Add the tool to an agent's tools list:

apiVersion: orloj.dev/v1
kind: Agent
metadata:
  name: research-agent
spec:
  model_ref: openai-default
  tools:
    - web_search
    - my-custom-tool
  limits:
    max_steps: 6
    timeout: 30s

If governance is enabled, you also need a ToolPermission and an AgentRole that grants the required permissions. See the governance guide for details.

Step 5: Choose a Tool Type

The examples above use type: http (the default). If your tool uses a different transport or execution model, set spec.type accordingly. The tool type and isolation mode are independent -- any type can run under any isolation mode.

External (standalone service)

For tools that need the full Orloj execution context (task, agent, namespace, attempt):

spec:
  type: external
  endpoint: https://your-tool-service.internal/execute
  runtime:
    timeout: 30s

Your service receives the complete ToolExecutionRequest JSON envelope and must return a ToolExecutionResponse. This is the right choice when your tool is a dedicated microservice that makes decisions based on who called it and why.

gRPC

For tools that expose a gRPC service:

spec:
  type: grpc
  endpoint: your-grpc-service:50051
  runtime:
    timeout: 15s

Implement the orloj.tool.v1.ToolService/Execute unary method. Payloads are the same ToolExecutionRequest / ToolExecutionResponse envelopes as external, marshaled as JSON over gRPC (no protobuf compilation needed).

Webhook-Callback (async / long-running)

For tools that take seconds-to-minutes to complete:

spec:
  type: webhook-callback
  endpoint: https://your-async-tool.internal/submit
  runtime:
    timeout: 120s

Execution flow:

  1. Orloj POSTs a ToolExecutionRequest to your endpoint.
  2. Your tool returns 202 Accepted to acknowledge receipt.
  3. Orloj polls {endpoint}/{request_id} at intervals until your tool returns a ToolExecutionResponse with a terminal status, or the timeout expires.
  4. Alternatively, your tool can push the result to Orloj's callback delivery API instead of waiting for a poll.

Use this for batch processing, CI triggers, human approval workflows, or any tool where the response isn't immediate.

Step 6: Configure Isolation (Optional)

For tools that run untrusted code or interact with sensitive resources, set an explicit isolation mode.

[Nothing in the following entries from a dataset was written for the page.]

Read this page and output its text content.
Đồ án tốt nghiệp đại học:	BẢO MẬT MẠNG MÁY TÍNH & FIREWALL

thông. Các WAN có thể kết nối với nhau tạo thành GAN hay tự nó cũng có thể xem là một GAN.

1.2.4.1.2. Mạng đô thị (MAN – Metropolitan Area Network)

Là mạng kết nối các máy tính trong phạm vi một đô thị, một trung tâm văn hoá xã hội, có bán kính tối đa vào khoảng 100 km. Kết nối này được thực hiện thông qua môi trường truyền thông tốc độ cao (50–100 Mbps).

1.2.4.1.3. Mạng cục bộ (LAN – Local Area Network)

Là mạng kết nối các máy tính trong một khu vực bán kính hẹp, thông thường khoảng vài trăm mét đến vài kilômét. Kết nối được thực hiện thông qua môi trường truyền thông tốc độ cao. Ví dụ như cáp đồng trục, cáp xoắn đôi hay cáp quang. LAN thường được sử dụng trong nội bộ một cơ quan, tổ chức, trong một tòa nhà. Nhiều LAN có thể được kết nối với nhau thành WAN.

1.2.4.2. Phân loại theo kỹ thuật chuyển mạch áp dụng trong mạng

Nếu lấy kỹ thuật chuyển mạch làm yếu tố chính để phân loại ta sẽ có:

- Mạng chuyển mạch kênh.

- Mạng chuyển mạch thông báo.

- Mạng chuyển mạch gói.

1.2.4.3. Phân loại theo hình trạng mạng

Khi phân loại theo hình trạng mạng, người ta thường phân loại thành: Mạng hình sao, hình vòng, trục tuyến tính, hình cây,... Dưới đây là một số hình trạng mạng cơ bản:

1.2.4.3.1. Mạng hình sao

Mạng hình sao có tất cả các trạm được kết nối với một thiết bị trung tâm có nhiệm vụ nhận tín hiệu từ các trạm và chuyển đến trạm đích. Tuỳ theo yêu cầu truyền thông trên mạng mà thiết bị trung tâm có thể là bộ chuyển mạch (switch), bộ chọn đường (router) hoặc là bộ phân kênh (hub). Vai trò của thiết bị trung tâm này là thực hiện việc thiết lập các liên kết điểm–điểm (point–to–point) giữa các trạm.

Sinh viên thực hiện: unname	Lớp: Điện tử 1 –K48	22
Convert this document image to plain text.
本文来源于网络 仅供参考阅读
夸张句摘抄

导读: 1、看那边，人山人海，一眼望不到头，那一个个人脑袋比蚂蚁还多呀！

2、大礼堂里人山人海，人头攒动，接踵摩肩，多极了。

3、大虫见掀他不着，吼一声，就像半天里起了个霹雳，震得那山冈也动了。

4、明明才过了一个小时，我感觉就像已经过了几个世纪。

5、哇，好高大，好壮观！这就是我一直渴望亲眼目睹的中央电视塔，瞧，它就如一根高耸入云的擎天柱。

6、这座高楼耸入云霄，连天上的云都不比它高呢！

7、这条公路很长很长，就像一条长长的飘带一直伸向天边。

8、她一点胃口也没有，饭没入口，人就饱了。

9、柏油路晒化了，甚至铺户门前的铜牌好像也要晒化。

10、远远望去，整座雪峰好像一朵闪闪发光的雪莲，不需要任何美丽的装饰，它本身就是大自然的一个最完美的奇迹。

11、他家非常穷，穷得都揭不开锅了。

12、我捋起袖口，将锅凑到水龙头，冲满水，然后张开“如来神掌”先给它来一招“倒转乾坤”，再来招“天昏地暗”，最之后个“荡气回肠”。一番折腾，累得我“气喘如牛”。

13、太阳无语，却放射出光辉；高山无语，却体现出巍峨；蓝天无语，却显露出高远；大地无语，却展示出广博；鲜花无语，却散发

This is independent of tool type.

Container isolation:
spec:
  runtime:
    isolation_mode: container
    timeout: 15s

WASM isolation (for tools compiled to WebAssembly):

spec:
  type: wasm
  runtime:
    isolation_mode: wasm
    timeout: 5s

WASM tools communicate over stdin/stdout using the same JSON envelope. See the WASM Tool Module Contract v1 for the host-guest communication specification.

Sandboxed isolation (secure-by-default container):

spec:
  risk_level: high
  runtime:
    isolation_mode: sandboxed

Sandboxed mode runs tools in a locked-down container: read-only filesystem, no capabilities, no privilege escalation, no network, non-root user, and strict memory/CPU/pids limits. This is the default for high and critical risk tools.

Step 7: Validate with the Conformance Harness

Orloj provides a tool runtime conformance harness that tests your tool against the contract specification. The harness covers eight test groups:

  1. Contract -- request/response envelope validation
  2. Timeout -- tool respects configured timeouts
  3. Retry -- retryable errors trigger retry; non-retryable errors do not
  4. Auth -- credentials are passed correctly
  5. Policy -- governance denials are handled properly
  6. Isolation -- isolation backends enforce boundaries
  7. Observability -- trace metadata is propagated
  8. Determinism -- identical inputs produce consistent outputs

See Tool Runtime Conformance for detailed instructions on running the harness.